|Date: ||Wed, 11 Jul 2007 22:17:12 -0600|
|Reply-To: ||Alan Churchill <savian001@GMAIL.COM>|
|Sender: ||"SAS(r) Discussion" <SAS-L@LISTSERV.UGA.EDU>|
|From: ||Alan Churchill <savian001@GMAIL.COM>|
|Subject: ||Re: Jobs that won't die|
|Content-Type: ||text/plain; charset="iso-8859-1"|
This issue came up at a client site recently. What I suggested is that I
make an EG add-in (think a button with a skull on it) that would call a web
service on the server and that service could kill the processes. The server
would be protected and the server admins could write the scripts necessary
to kill processes. I think it is feasible to go this route.
On Windows Server, use the sysinternals library to do the same thing as a
kill does on Unix. Regardless, the process can be automated IMO. Care would
need to be taken that the correct process is identified, that only the
intended application could call the service, etc.
Savian "Bridging SAS and Microsoft Technologies"
From: SAS(r) Discussion [mailto:SAS-L@LISTSERV.UGA.EDU] On Behalf Of David
Sent: Wednesday, July 11, 2007 9:06 PM
Subject: Jobs that won't die
You know the drill - kill the desktop SAS session, then really kill it
from the task list, then log on to Unix, find the offending process
and kill -9 it, then phone the Oracle DBA and get them to terminate
the database process...
I'm using three out-of-band processes (the task manager, telnet and
the good old fashioned telephone to kill the respective processes.

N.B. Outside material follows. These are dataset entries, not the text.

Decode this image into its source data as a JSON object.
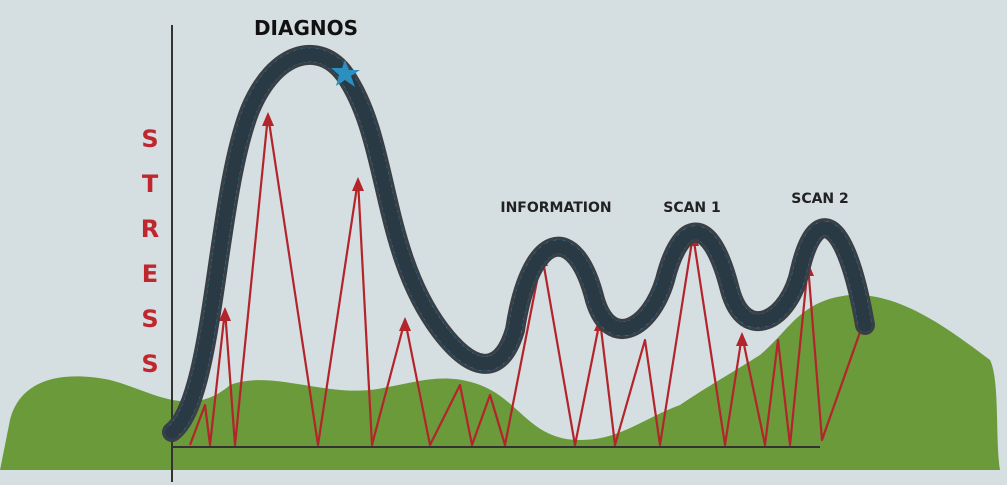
{
  "title": "DIAGNOS",
  "axis_label": "STRESS",
  "labels": [
    "INFORMATION",
    "SCAN 1",
    "SCAN 2"
  ]
}
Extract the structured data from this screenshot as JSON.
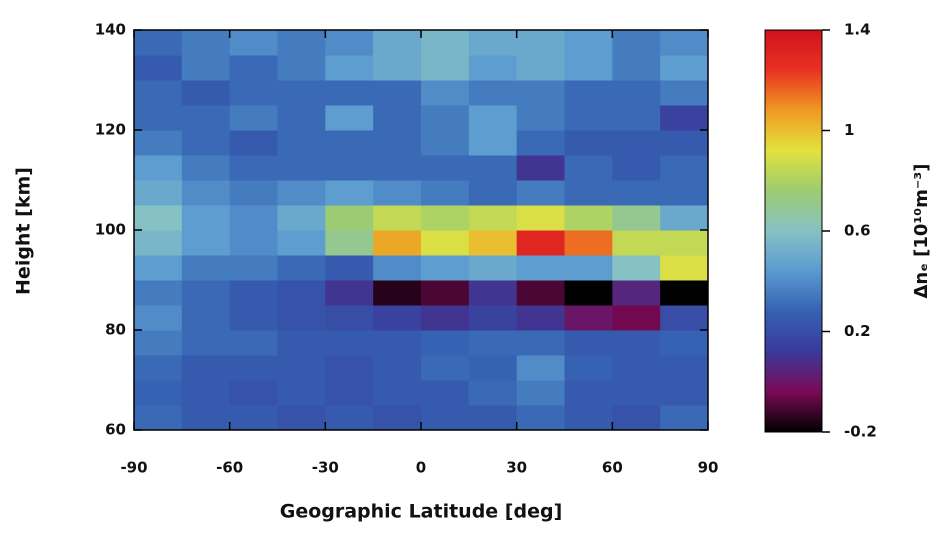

Why can't someone invent an out of band process that goes directly
from SAS or EG to the server? (This isn't the eighties, out PC's can
multi-task!) How hard would it be for the client to send a kill
signal to the server?
And why on earth does the Unix SAS Server process not respond promptly/
properly to SIGTERM? Why do we have to resort to kill -9?
And forget trying to kill anything on an NT server (just pray that
some zombie process doesn't keep a lock on critical files). Why can't
SAS play nicely and clean up after itself?
It's enough to make me want to give up and go home for the day.